Dann nur ein paar Tage später lag ich abends kurz in der Wanne und dachte: „Ich bin schwanger!“, ich weiss nicht warum, woher. Es war so ein Gefühl. Ich fühlte mich dabei total bekloppt. So früh wollte ich etwas fühlen? In den ersten Tagen daheim hab ich einen Test gemacht und der war so kurz nach dem vermuteten Eisprung schon positiv.

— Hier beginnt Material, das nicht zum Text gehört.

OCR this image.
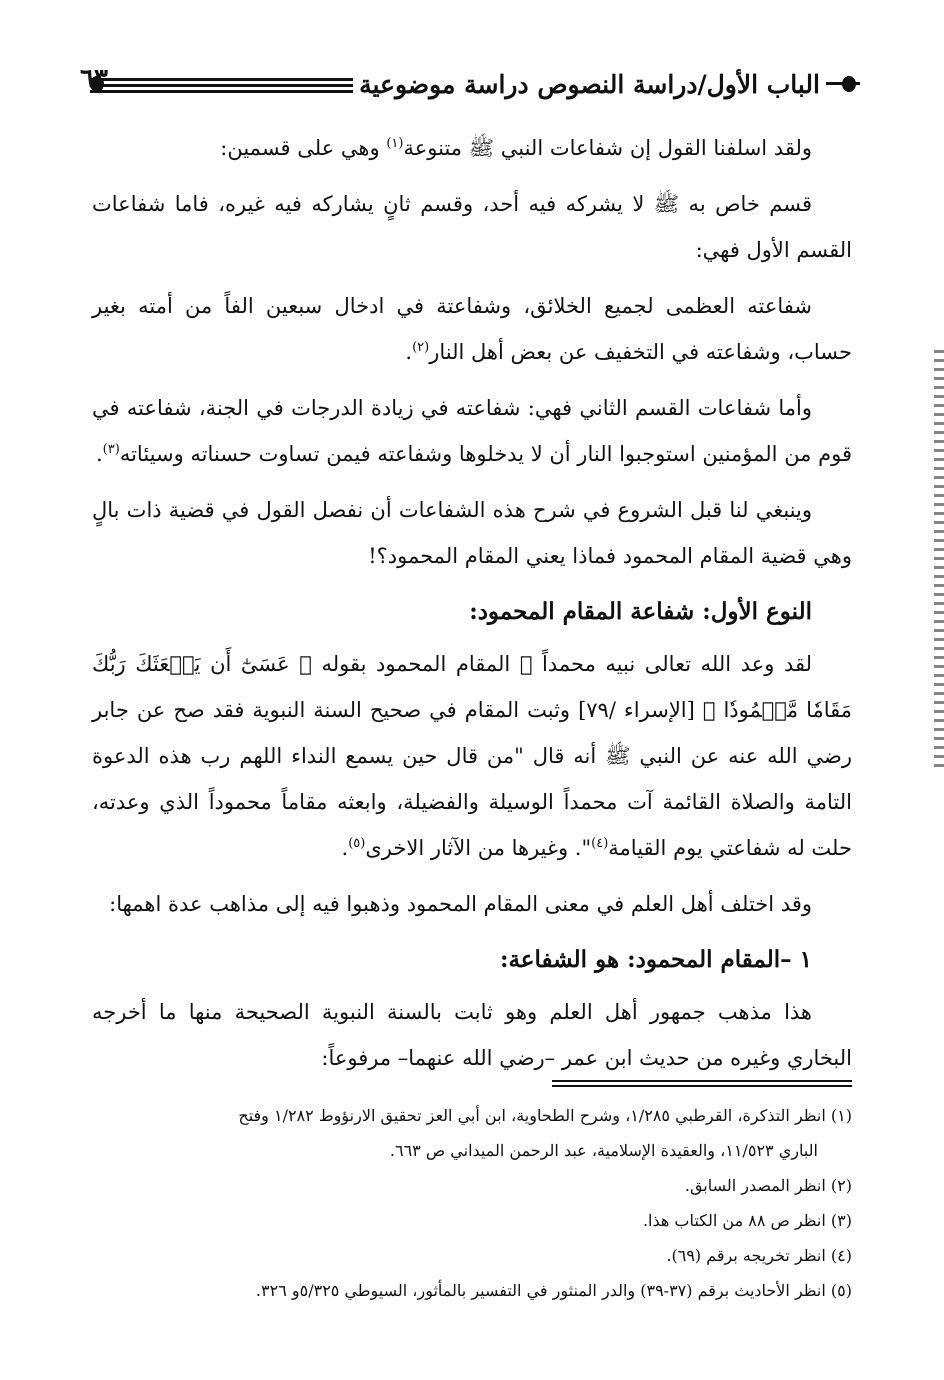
الباب الأول/دراسة النصوص دراسة موضوعية
٦٣

ولقد اسلفنا القول إن شفاعات النبي ﷺ متنوعة$^{(١)}$ وهي على قسمين:

قسم خاص به ﷺ لا يشركه فيه أحد، وقسم ثانٍ يشاركه فيه غيره، فاما شفاعات القسم الأول فهي:

شفاعته العظمى لجميع الخلائق، وشفاعتة في ادخال سبعين الفاً من أمته بغير حساب، وشفاعته في التخفيف عن بعض أهل النار$^{(٢)}$.

وأما شفاعات القسم الثاني فهي: شفاعته في زيادة الدرجات في الجنة، شفاعته في قوم من المؤمنين استوجبوا النار أن لا يدخلوها وشفاعته فيمن تساوت حسناته وسيئاته$^{(٣)}$.

وينبغي لنا قبل الشروع في شرح هذه الشفاعات أن نفصل القول في قضية ذات بالٍ وهي قضية المقام المحمود فماذا يعني المقام المحمود؟!

النوع الأول: شفاعة المقام المحمود:

لقد وعد الله تعالى نبيه محمداً ﷺ المقام المحمود بقوله ﴿ عَسَىٰٓ أَن يَبۡعَثَكَ رَبُّكَ مَقَامٗا مَّحۡمُودٗا ﴾ [الإسراء /٧٩] وثبت المقام في صحيح السنة النبوية فقد صح عن جابر رضي الله عنه عن النبي ﷺ أنه قال "من قال حين يسمع النداء اللهم رب هذه الدعوة التامة والصلاة القائمة آت محمداً الوسيلة والفضيلة، وابعثه مقاماً محموداً الذي وعدته، حلت له شفاعتي يوم القيامة$^{(٤)}$". وغيرها من الآثار الاخرى$^{(٥)}$.

وقد اختلف أهل العلم في معنى المقام المحمود وذهبوا فيه إلى مذاهب عدة اهمها:

١ –المقام المحمود: هو الشفاعة:

هذا مذهب جمهور أهل العلم وهو ثابت بالسنة النبوية الصحيحة منها ما أخرجه البخاري وغيره من حديث ابن عمر –رضي الله عنهما– مرفوعاً:

(١) انظر التذكرة، القرطبي ١/٢٨٥، وشرح الطحاوية، ابن أبي العز تحقيق الارنؤوط ١/٢٨٢ وفتح
الباري ١١/٥٢٣، والعقيدة الإسلامية، عبد الرحمن الميداني ص ٦٦٣.

(٢) انظر المصدر السابق.

(٣) انظر ص ٨٨ من الكتاب هذا.

(٤) انظر تخريجه برقم (٦٩).

(٥) انظر الأحاديث برقم (٣٧-٣٩) والدر المنثور في التفسير بالمأثور، السيوطي ٥/٣٢٥و ٣٢٦.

Ich war wieder schwanger und immer noch allein mit den Kindern. Ich fühlte in diesen ersten Tagen erstmal nur Freude! Ich wollte es aber noch niemanden sagen, auch nicht dem Mann, weil ich nur vier Wochen vorher gleich fünf Menschen eingeweiht hatte, um dann schreiben zu müssen: „Stop! Halt! Das sieht nich gut aus!“ Also testete ich eine Woche jeden Tag, um die gleiche Zeit. Dann mit einem Wochenbestimmungstest drei Mal, bis das Stück Plastik erst „2-3“ und dann „3+“, also drei Wochen nach Eisprung anzeigte. Und ich wusste, wir haben ein weites Stück des Wegs geschafft.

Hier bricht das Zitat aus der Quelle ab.